J’ai fait cette expérience de filmer un verre sur une table et je me suis fait projeter les rushes de ce verre. Effectivement, j’ai vu sur l’écran la représentation de ce verre. Mais ce verre n’existait pas au sens fort du mot.

Pour moi, c’était comme un chien qui regarde un poste de télévision, il ne voit pas les images. J’avais l’impression, comme la plupart du temps dans les films, que les choses ne sont pas là. Je me suis dit que c’était purement un problème d’esthétique, de mise en forme. J’ai donc mis en batterie tous les effets, l’éclairage, le son, enfin tout ce qui fait qu’une image est plus intéressante qu’une autre. On reprojette les rushes, et en effet, l’image est plus belle, mieux éclairée, mais ce verre n’existait toujours pas au sens fort du mot. Tout en essayant des choses, avec la caméra qui continue à tourner, je mets ce verre au bord de la table, le verre tombe et se casse. Et quand j’ai vu les rushes, j’ai compris que c’est là que le verre se met à exister, il existe au moment où il disparaît… Donc, pour que ce verre existe à l’écran, mais le verre, pas la représentation du verre, il faut qu’il lui arrive quelque chose et c’est ce quelque chose que j’appelle la fiction.

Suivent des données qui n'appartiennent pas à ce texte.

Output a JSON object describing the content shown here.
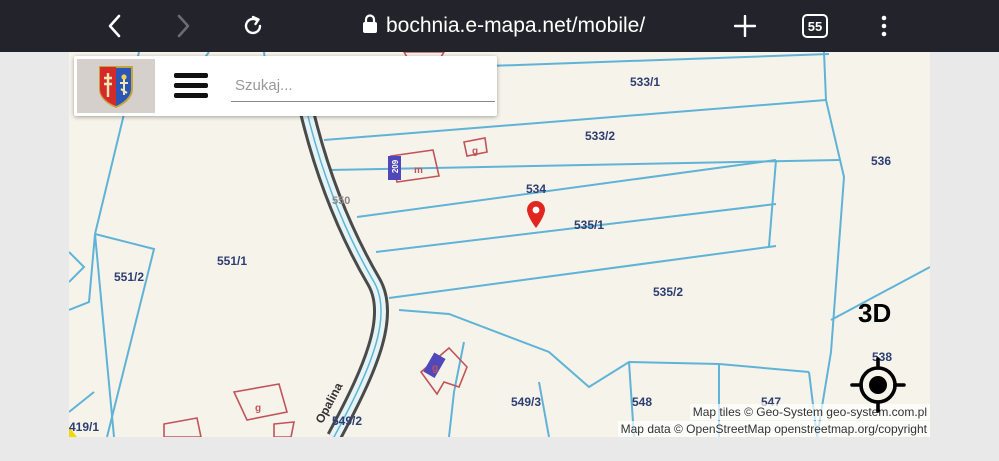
{
  "browser": {
    "url": "bochnia.e-mapa.net/mobile/",
    "tab_count": "55"
  },
  "search": {
    "placeholder": "Szukaj..."
  },
  "map": {
    "plot_labels": [
      "533/1",
      "533/2",
      "536",
      "534",
      "535/1",
      "551/1",
      "551/2",
      "535/2",
      "3D",
      "538",
      "549/3",
      "548",
      "547",
      "549/2",
      "419/1",
      "209",
      "m",
      "g",
      "g",
      "g",
      "550",
      "Opalina"
    ],
    "button_3d": "3D",
    "attribution_tiles": "Map tiles © Geo-System geo-system.com.pl",
    "attribution_data": "Map data © OpenStreetMap openstreetmap.org/copyright",
    "colors": {
      "parcel_lines": "#5fb3d6",
      "building": "#c0545a",
      "road": "#4a4a4a",
      "marker": "#e2261f",
      "background": "#f6f3ea"
    }
  }
}
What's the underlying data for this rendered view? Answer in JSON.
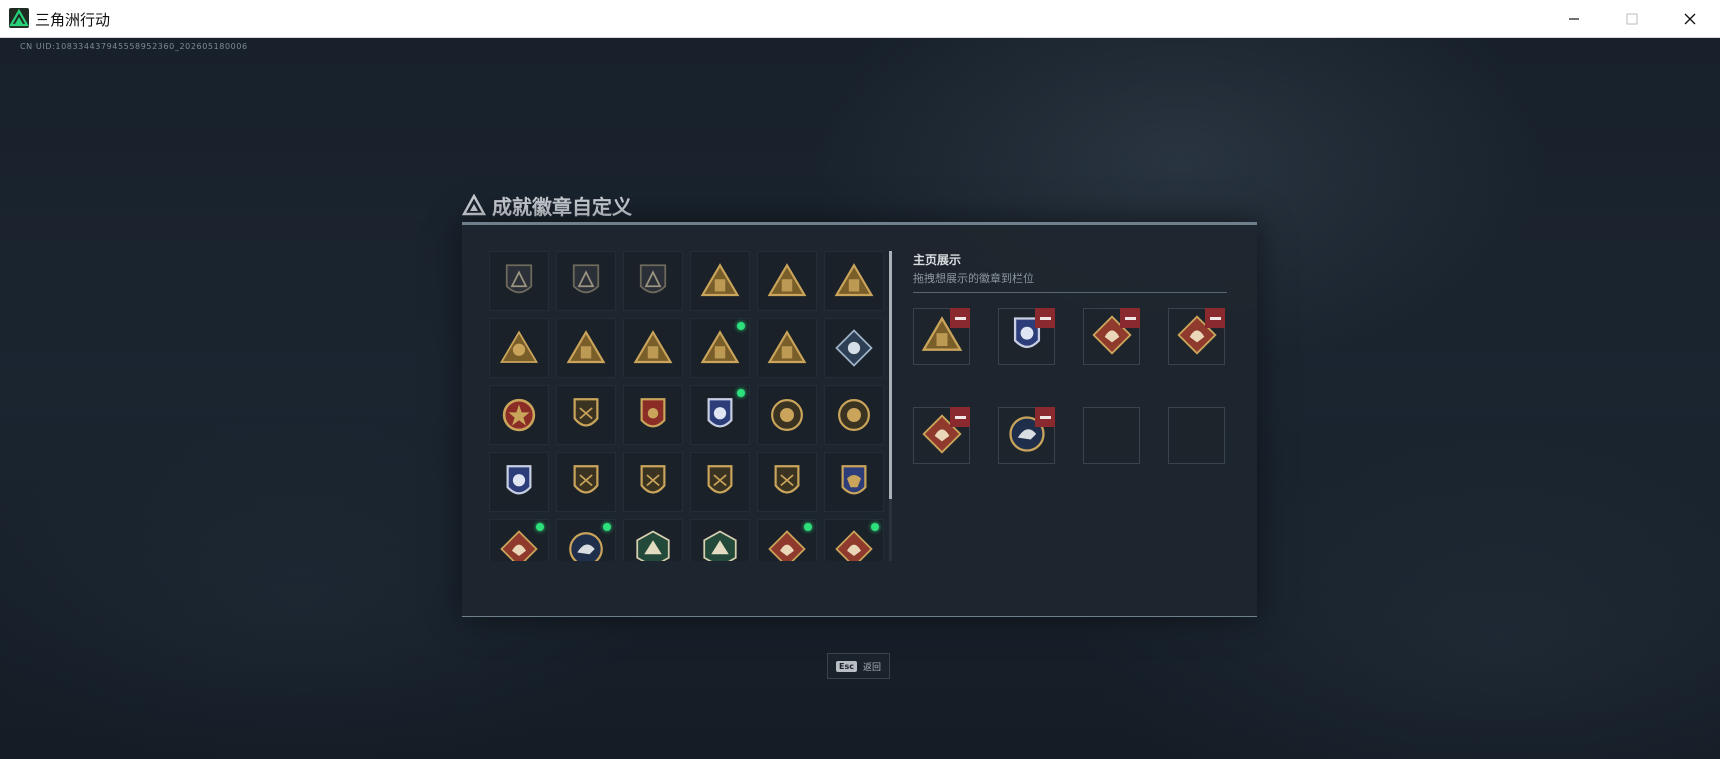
{
  "window": {
    "title": "三角洲行动",
    "buttons": {
      "minimize": "minimize-icon",
      "maximize": "maximize-icon",
      "close": "close-icon"
    }
  },
  "uid": "CN UID:1083344379455589523​60_202605180006",
  "dialog": {
    "title": "成就徽章自定义",
    "badges": [
      {
        "icon": "delta-triangle-badge-icon",
        "style": "shield-gray",
        "new": false
      },
      {
        "icon": "helicopter-badge-icon",
        "style": "shield-gray",
        "new": false
      },
      {
        "icon": "arrow-crest-badge-icon",
        "style": "shield-gray",
        "new": false
      },
      {
        "icon": "triangle-gold-crate-icon",
        "style": "triangle-gold",
        "new": false
      },
      {
        "icon": "triangle-gold-vehicle-icon",
        "style": "triangle-gold",
        "new": false
      },
      {
        "icon": "triangle-gold-box-icon",
        "style": "triangle-gold",
        "new": false
      },
      {
        "icon": "gold-soldier-badge-icon",
        "style": "gold-emblem",
        "new": false
      },
      {
        "icon": "triangle-gold-dome-icon",
        "style": "triangle-gold",
        "new": false
      },
      {
        "icon": "triangle-gold-number-one-icon",
        "style": "triangle-gold",
        "new": false
      },
      {
        "icon": "triangle-gold-tower-icon",
        "style": "triangle-gold",
        "new": true
      },
      {
        "icon": "triangle-gold-beast-icon",
        "style": "triangle-gold",
        "new": false
      },
      {
        "icon": "silver-diamond-rose-icon",
        "style": "diamond-silver",
        "new": false
      },
      {
        "icon": "gold-star-medal-icon",
        "style": "round-gold-red",
        "new": false
      },
      {
        "icon": "gold-shield-crest-icon",
        "style": "shield-gold",
        "new": false
      },
      {
        "icon": "red-gold-shield-icon",
        "style": "shield-red",
        "new": false
      },
      {
        "icon": "blue-eagle-shield-icon",
        "style": "shield-blue",
        "new": true
      },
      {
        "icon": "gold-skull-medal-icon",
        "style": "round-gold",
        "new": false
      },
      {
        "icon": "gold-sun-medal-icon",
        "style": "round-gold",
        "new": false
      },
      {
        "icon": "blue-wings-shield-icon",
        "style": "shield-blue",
        "new": false
      },
      {
        "icon": "gold-rifle-shield-icon",
        "style": "shield-gold",
        "new": false
      },
      {
        "icon": "gold-sniper-shield-icon",
        "style": "shield-gold",
        "new": false
      },
      {
        "icon": "gold-knife-shield-icon",
        "style": "shield-gold",
        "new": false
      },
      {
        "icon": "gold-pistol-shield-icon",
        "style": "shield-gold",
        "new": false
      },
      {
        "icon": "gold-blue-eagle-crest-icon",
        "style": "shield-goldblue",
        "new": false
      },
      {
        "icon": "red-diamond-wolf-icon",
        "style": "diamond-red",
        "new": true
      },
      {
        "icon": "blue-round-wolf-icon",
        "style": "round-blue",
        "new": true
      },
      {
        "icon": "green-hex-eagle-icon",
        "style": "hex-green",
        "new": false
      },
      {
        "icon": "green-hex-jet-icon",
        "style": "hex-green",
        "new": false
      },
      {
        "icon": "red-diamond-dragon-icon",
        "style": "diamond-red",
        "new": true
      },
      {
        "icon": "red-diamond-dragon-icon",
        "style": "diamond-red",
        "new": true
      }
    ],
    "showcase": {
      "title": "主页展示",
      "subtitle": "拖拽想展示的徽章到栏位",
      "slots": [
        {
          "icon": "triangle-gold-tower-icon",
          "style": "triangle-gold",
          "filled": true
        },
        {
          "icon": "blue-eagle-shield-icon",
          "style": "shield-blue",
          "filled": true
        },
        {
          "icon": "red-diamond-dragon-icon",
          "style": "diamond-red",
          "filled": true
        },
        {
          "icon": "red-diamond-dragon-icon",
          "style": "diamond-red",
          "filled": true
        },
        {
          "icon": "red-diamond-wolf-icon",
          "style": "diamond-red",
          "filled": true
        },
        {
          "icon": "blue-round-wolf-icon",
          "style": "round-blue",
          "filled": true
        },
        {
          "icon": "",
          "style": "",
          "filled": false
        },
        {
          "icon": "",
          "style": "",
          "filled": false
        }
      ],
      "remove_icon": "minus-icon"
    }
  },
  "footer": {
    "key": "Esc",
    "label": "返回"
  },
  "colors": {
    "gold": "#c9a45a",
    "new_dot": "#2ee07c",
    "remove": "#8a2a2e",
    "accent_green": "#1dbf73"
  }
}
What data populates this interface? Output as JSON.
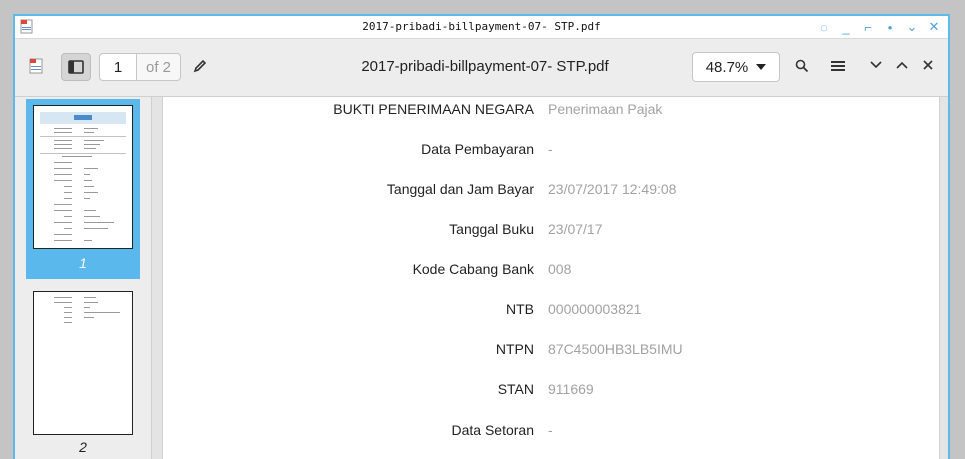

Tout ce que je viens de dire à propos du verre n’a de sens que si on pense que le cinéma, c’est un appareil à rendre les choses beaucoup plus réelles. Pour moi, le cinéma, ce n’est pas de raconter une histoire, ni même de faire un documentaire, c’est faire que l’univers dans lequel on vit soit beaucoup plus présent. Et si le réel se met à exister plus, moi je me mets à exister plus. Le travail sur la réalité, c’est un travail sur soi. Tout le travail sur ce qu’il y a autour, sur l’environnement, n’a de sens que si l’effet final est un effet que soi on reçoit. Si dans une vie, on mettait bout à bout les instants vécus, où l’existence avait suffisamment de densité pour qu’on soit présent aux choses et à soi, on a peut-être vécu deux heures ou deux jours ou deux ans dans sa vie, en tout cas, très peu de chose par rapport à la durée objective de 75 ans. Donc, l’art c’est une machine pour fabriquer ces moments de présence au monde et à soi. Faire exister le réel, c’est aussi manipuler.

Le Dinosaure et le Bébé est un exemple où la manipulation et la fiction se rejoignent. Il y a Lang en face de Godard et deux caméras qui tournent; donc, en soi, c’était tout un événement, en tout cas ça l’est devenu. En réalité, l’impact du film passe par un tout autre moyen. A la table de montage, il y avait les deux écrans avec, à gauche Fritz Lang, à droite Godard et une bande son. Godard parlait, Fritz Lang répondait et vice versa. J e pouvais, à ce moment-là, choisir les images, prendre celui qui écoutait ou celui qui parlait ou rester plus longtemps sur Godard ou sur Fritz Lang en fonction des réactions, donc le truc classique.Mais c’était trop systématique. J’ai donc fait repiquer toute la bande son une deuxième fois.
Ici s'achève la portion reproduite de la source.